In order to control the specifics of supplies, the European Commission initially tried to obtain a mandate from EU countries for negotiations with Russia on the conditions for building the gas pipeline – but without success. According to EU legislation, these decisions remain with member countries and Brussels only has a consultative voice in this process. “We do not prohibit the construction of any pipelines, including Nord Stream 2,” declared Klaus-Dieter Borchardt, representative of the European Commission’s Directorate-General for Energy. According to Borchardt, all gas pipelines in EU territory must submit to unified rules, including gas pipelines coming from other countries. The question is about the principles of the Third Energy Package, whose provisions Nord Stream 2 is not covered by. In November 2017, the European Commission suggested amendments to EU law which should have extended existing EU norms to the infrastructure by which gas reaches Europe. This step led to a multitude of legal discrepancies, linked with the several jurisdictions under which the gas pipeline falls. Resolving these legal obstacles could take years. The European Council’s legal service also gave a negative reaction to the European Commission’s suggested amendments to the EU Gas Directive. The lawyers reached the conclusion that these drafting changes could involve economic losses for Brussels and would also contradict Articles 56 and 68 of the UN Convention on the Law of the Sea.
The Commission’s suggestion was received with disquiet in Germany – Berlin drew its own legal conclusion, which refers in particular to the fact that “the Federal Republic does not see a single comprehensible argument” to adopt the changes.
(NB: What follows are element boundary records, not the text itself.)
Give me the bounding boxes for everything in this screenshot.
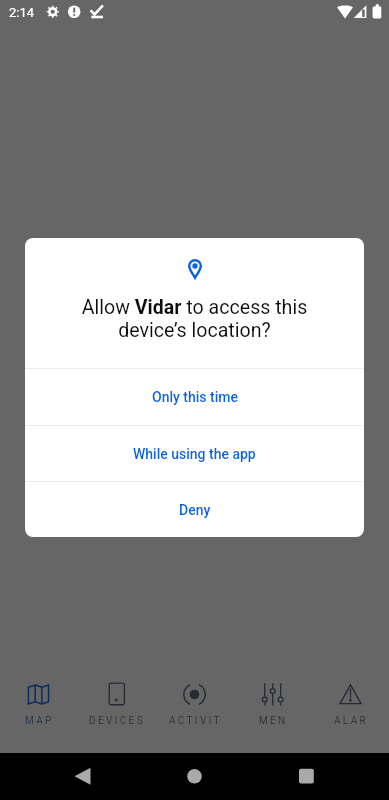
staticText: MAP [25, 715, 54, 727]
staticText: Deny [179, 502, 211, 518]
button[interactable]: Only this time [25, 369, 364, 425]
button[interactable]: ACTIVIT [155, 676, 233, 753]
button[interactable]: ALAR [311, 676, 389, 753]
staticText: MEN [259, 715, 288, 727]
button[interactable]: MAP [0, 676, 77, 753]
staticText: Allow Vidar to access this device’s loca… [49, 296, 340, 342]
button[interactable]: Deny [25, 482, 364, 537]
staticText: ACTIVIT [169, 715, 222, 727]
staticText: DEVICES [89, 715, 145, 727]
staticText: 2:14 [9, 5, 35, 20]
button[interactable]: While using the app [25, 426, 364, 481]
button[interactable]: MEN [233, 676, 311, 753]
button[interactable]: DEVICES [77, 676, 155, 753]
staticText: ALAR [334, 715, 369, 727]
staticText: While using the app [133, 446, 256, 462]
staticText: Only this time [152, 389, 238, 405]
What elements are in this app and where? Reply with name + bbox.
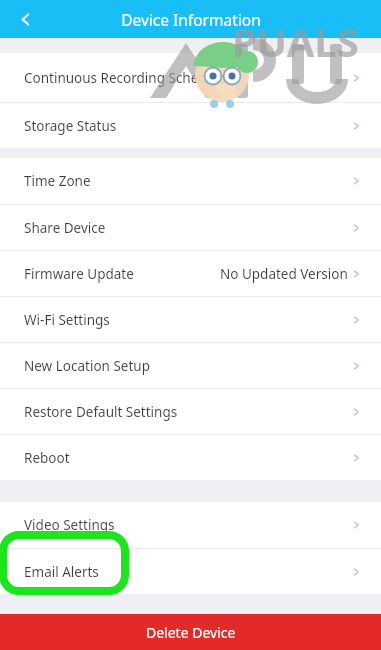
staticText: New Location Setup [24,357,150,375]
button[interactable]: Storage Status [0,103,381,148]
button[interactable]: Video Settings [0,502,381,548]
staticText: Continuous Recording Schedule [24,69,227,87]
staticText: PUALS [232,14,359,68]
staticText: Restore Default Settings [24,403,178,421]
button[interactable]: Restore Default Settings [0,389,381,434]
staticText: No Updated Version [220,265,348,283]
staticText: Device Information [121,9,261,30]
staticText: Share Device [24,219,106,237]
button[interactable]: Time Zone [0,158,381,204]
button[interactable]: Delete Device [0,614,381,650]
staticText: Storage Status [24,117,117,135]
button[interactable]: Email Alerts [0,549,381,594]
button[interactable]: Wi-Fi Settings [0,297,381,342]
staticText: Firmware Update [24,265,134,283]
staticText: Email Alerts [24,563,99,581]
staticText: Time Zone [24,172,91,190]
button[interactable]: Back [10,4,40,34]
staticText: Reboot [24,449,70,467]
staticText: Delete Device [146,623,236,642]
staticText: Wi-Fi Settings [24,311,110,329]
button[interactable]: Continuous Recording Schedule [0,53,381,102]
button[interactable]: New Location Setup [0,343,381,388]
button[interactable]: Share Device [0,205,381,250]
button[interactable]: Reboot [0,435,381,480]
button[interactable]: Firmware Update [0,251,381,296]
staticText: Video Settings [24,516,115,534]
From the point of view of the German leadership, rejecting Nord Stream 2 looks like an attempt to catch a weak wifi signal from one’s neighbours when you are being offered a high-speed cable connection straight into your home.
Germany points to the fact that such substantive amendments to EU gas legislation cannot be introduced without detailed discussion and study with all EU member countries. Otherwise in the long term, such a reform would lead to a reduction in the EU’s energy security and an increase in gas prices for end users.
Improvement of the legislation will probably continue, but this will not have an influence on the construction of Nord Stream 2.
The climate and environment play a not insignificant fact in the current process. In order to fulfil its obligations under the Paris climate agreement, the EU must steadily replace its coal use with cleaner fuels, among which natural gas is the cheapest and most accessible. But until now, coal has made up about a quarter of the EU’s energy balance.
According to research by the ClimateAnalytics climate study institute, to achieve the aims set out in the Paris agreements, of limiting global warning to 2℃ by 2050, the volume of greenhouse gas emissions in Europe must fall to 6.5 billion tonnes, to 80% below the level in 1990. But without sharply reducing the use of coal as a fuel, this is simply not possible.
The confrontation between the supporters and opponents of Nord Stream 2 is evidence of significant contradictions within the European Union. At this stage it is difficult to predict whether economic pragmatism or the political situation will prevail in this confrontation. However, it is possible to assert with confidence that there will be shift in the implementation of the project. In all probability this will be in the form of postponing the laying of the pipeline. However, there is no need to doubt that a bridge over troubled Baltic water will eventually be built.